I bimbetti sono indisciplinati. Al più piccolo devo dire subito: “Tesoro, non mettere i piedini sulla mia borsa, ti prego”.
Litigano sonoramente con la madre per tutto il tempo. Mi deconcentrano: sto cercando di mandare giù in libro in un inglese troppo ricercato per la fine di agosto.
Ed io non ho un buon rapporto coi bimbi grassi: lo fui, e questo sancì la fine del mio folle amore per me stessa, quando cominciai a desiderare di essere amata da tutti. Così, più sono disturbata da quei ragazzini, più odio il primogenito e quella selvaggia di sua madre.
Cerco pure lo sguardo complice della mia dirimpettaia: una graziosa, raffinata ragazza con la borsa di Louis Vuitton contraffatta sulle gambe. Ma è algida e non mi ricambia.
L’acme del mio sdegno, in questo pomeriggio di impazienza focosa, arriva quando il bimbo ciccione mi versa dell’acqua addosso. “Eccheccazzo!” vorrei sbottare. Mi limito a un severo: “Nooooo!”, che fa intervenire la sua mamma. E la zia. E l’altra zia. Sì, perché a bordo sono salite pure due prozie di questi impossibili pargoletti.
Ma il ciccione tace mortificato. Vorrebbe chiedermi scusa; è troppo orgoglioso per farlo. Gli basteranno – è evidente – i cazziatoni imbastiti di turpiloquio con cui la mammona e le prozie, col loro accento meticcio, lo stanno annaffiando già da un po’.
Le mie pillole di “S.O.S. Tata”, che tanto hanno messo in discussione l’educazione che io stessa ricevetti nell’infanzia, mi basterebbero a placare le acque. Mi trasformo per pochi secondi di fantasia (solo nella mia mente) in Tata Francesca. Sì: scuoterei la testa dolcemente, e direi a quella madre: “Non si pronunciano parolacce davanti ai ragazzi, signora.” E: “Niente più cibo spazzatura”. Ma su quest’ultimo punto, la mamma grassona sembra ben informata: ha già insultato il primogenito un paio di volte, per la sua smania di tenere “la bocca in movimento”. E le vocali chiuse mi hanno ricordato la Tata Francesca. Peccato che in effetti l’altalena di quiete e concitazione, nei toni della grassona, sia troppo vertiginosa. Poveri ragazzi e basta, mi dico.
Le botte non tardano. In effetti, le battute del mio libro mi sottraggono a una parte cruciale dello show: devono aver fatto qualcosa di brutto, i bimbi, perché stanno volando ceffoni troppo schioccanti. Il più grande si sforza di piangere per impietosire mamma e zie. La replica è corale: “Non fare la vittima!” o addirittura: “E smettila con le sceneggiate napoletane!”.
Il pensiero di quel poveruomo che deve aver contribuito a mettere al mondo questi figlioli non mi sfiora nemmeno: l’uomo da cui avranno ereditato gli occhi neri, e speriamo qualcosa in più, ché peggio della madre non può essere.
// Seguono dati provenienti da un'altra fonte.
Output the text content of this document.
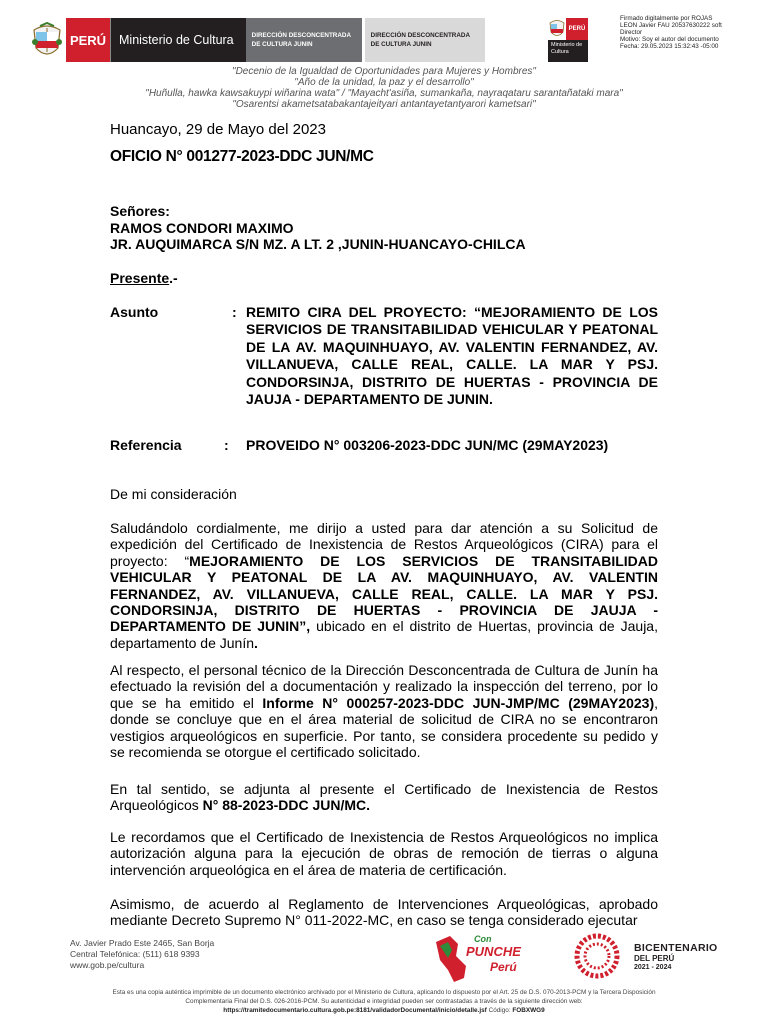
PERÚ	Ministerio de Cultura	DIRECCIÓN DESCONCENTRADA DE CULTURA JUNIN
DIRECCIÓN DESCONCENTRADA DE CULTURA JUNIN
PERÚ
Ministerio de Cultura
Firmado digitalmente por ROJAS
LEON Javier FAU 20537630222 soft
Director
Motivo: Soy el autor del documento
Fecha: 29.05.2023 15:32:43 -05:00
"Decenio de la Igualdad de Oportunidades para Mujeres y Hombres"
"Año de la unidad, la paz y el desarrollo"
"Huñulla, hawka kawsakuypi wiñarina wata" / "Mayacht'asiña, sumankaña, nayraqataru sarantañataki mara"
"Osarentsi akametsatabakantajeityari antantayetantyarori kametsari"
Huancayo, 29 de Mayo del 2023
OFICIO N° 001277-2023-DDC JUN/MC
Señores:
RAMOS CONDORI MAXIMO
JR. AUQUIMARCA S/N MZ. A LT. 2 ,JUNIN-HUANCAYO-CHILCA
Presente.-
Asunto	: REMITO CIRA DEL PROYECTO: “MEJORAMIENTO DE LOS SERVICIOS DE TRANSITABILIDAD VEHICULAR Y PEATONAL DE LA AV. MAQUINHUAYO, AV. VALENTIN FERNANDEZ, AV. VILLANUEVA, CALLE REAL, CALLE. LA MAR Y PSJ. CONDORSINJA, DISTRITO DE HUERTAS - PROVINCIA DE JAUJA - DEPARTAMENTO DE JUNIN.
Referencia	: PROVEIDO N° 003206-2023-DDC JUN/MC (29MAY2023)
De mi consideración
Saludándolo cordialmente, me dirijo a usted para dar atención a su Solicitud de expedición del Certificado de Inexistencia de Restos Arqueológicos (CIRA) para el proyecto: “MEJORAMIENTO DE LOS SERVICIOS DE TRANSITABILIDAD VEHICULAR Y PEATONAL DE LA AV. MAQUINHUAYO, AV. VALENTIN FERNANDEZ, AV. VILLANUEVA, CALLE REAL, CALLE. LA MAR Y PSJ. CONDORSINJA, DISTRITO DE HUERTAS - PROVINCIA DE JAUJA - DEPARTAMENTO DE JUNIN”, ubicado en el distrito de Huertas, provincia de Jauja, departamento de Junín.
Al respecto, el personal técnico de la Dirección Desconcentrada de Cultura de Junín ha efectuado la revisión del a documentación y realizado la inspección del terreno, por lo que se ha emitido el Informe N° 000257-2023-DDC JUN-JMP/MC (29MAY2023), donde se concluye que en el área material de solicitud de CIRA no se encontraron vestigios arqueológicos en superficie. Por tanto, se considera procedente su pedido y se recomienda se otorgue el certificado solicitado.
En tal sentido, se adjunta al presente el Certificado de Inexistencia de Restos Arqueológicos N° 88-2023-DDC JUN/MC.
Le recordamos que el Certificado de Inexistencia de Restos Arqueológicos no implica autorización alguna para la ejecución de obras de remoción de tierras o alguna intervención arqueológica en el área de materia de certificación.
Asimismo, de acuerdo al Reglamento de Intervenciones Arqueológicas, aprobado mediante Decreto Supremo N° 011-2022-MC, en caso se tenga considerado ejecutar
Av. Javier Prado Este 2465, San Borja
Central Telefónica: (511) 618 9393
www.gob.pe/cultura
Con
PUNCHE
Perú
BICENTENARIO
DEL PERÚ
2021 - 2024
Esta es una copia auténtica imprimible de un documento electrónico archivado por el Ministerio de Cultura, aplicando lo dispuesto por el Art. 25 de D.S. 070-2013-PCM y la Tercera Disposición
Complementaria Final del D.S. 026-2016-PCM. Su autenticidad e integridad pueden ser contrastadas a través de la siguiente dirección web:
https://tramitedocumentario.cultura.gob.pe:8181/validadorDocumental/inicio/detalle.jsf Código: FOBXWG9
Leggo, sì, ma l’orecchio è sempre teso verso questo teatro ambulante. Confesso d’averci preso gusto da un pezzo. Quindi… niente più astio verso i ragazzi.
Il culmine arriva quando mi alzo per andare in bagno. La “signora” è adesso lì davanti, davanti a una porta chiusa, ma che reca il “rettangolino verde”: il bagno dovrebbe essere libero. Faccio per entrare. Lei mi blocca: “No, quello è occupato”, accennando un sorriso. Però io ho fatto in tempo a vedere il secondogenito, lì dentro. Seduto a terra con gli occhioni rossi. Mamma mia. Lo ha messo in castigo in un cesso del treno, seduto sull’urina di chissà chi. Fatemi intervenire, vi prego.
“Signora, le chiedo scusa… Ma il bambino è seduto a terra”.
“Alzati!” gli strilla lei, spalancando la porta e afferrandolo per un braccio. “Alzati e vieni qui!”.
Filo nell’altro bagno, che era libero e non me n’ero neppure accorta. Mi chiudo dentro sperando in quattro secondi di respiro.
Da dietro la porta, sento piangere lei.
“Io non ce la faccio più, non ce la faccio più!... Io mi ammazzo, mi ammazzo!!! Siete già senza papà! Volete restare anche senza mamma?”
Il respiro, adesso, mi viene meno.
E qualcosa mi dice, nella stretta inaspettata che ho al cuore, che la signora volesse farsi sentire. Che stesse gridando al treno – e certamente a me – : “Vi chiedo scusa… Non sono una carogna né un’incapace. Sono distrutta.”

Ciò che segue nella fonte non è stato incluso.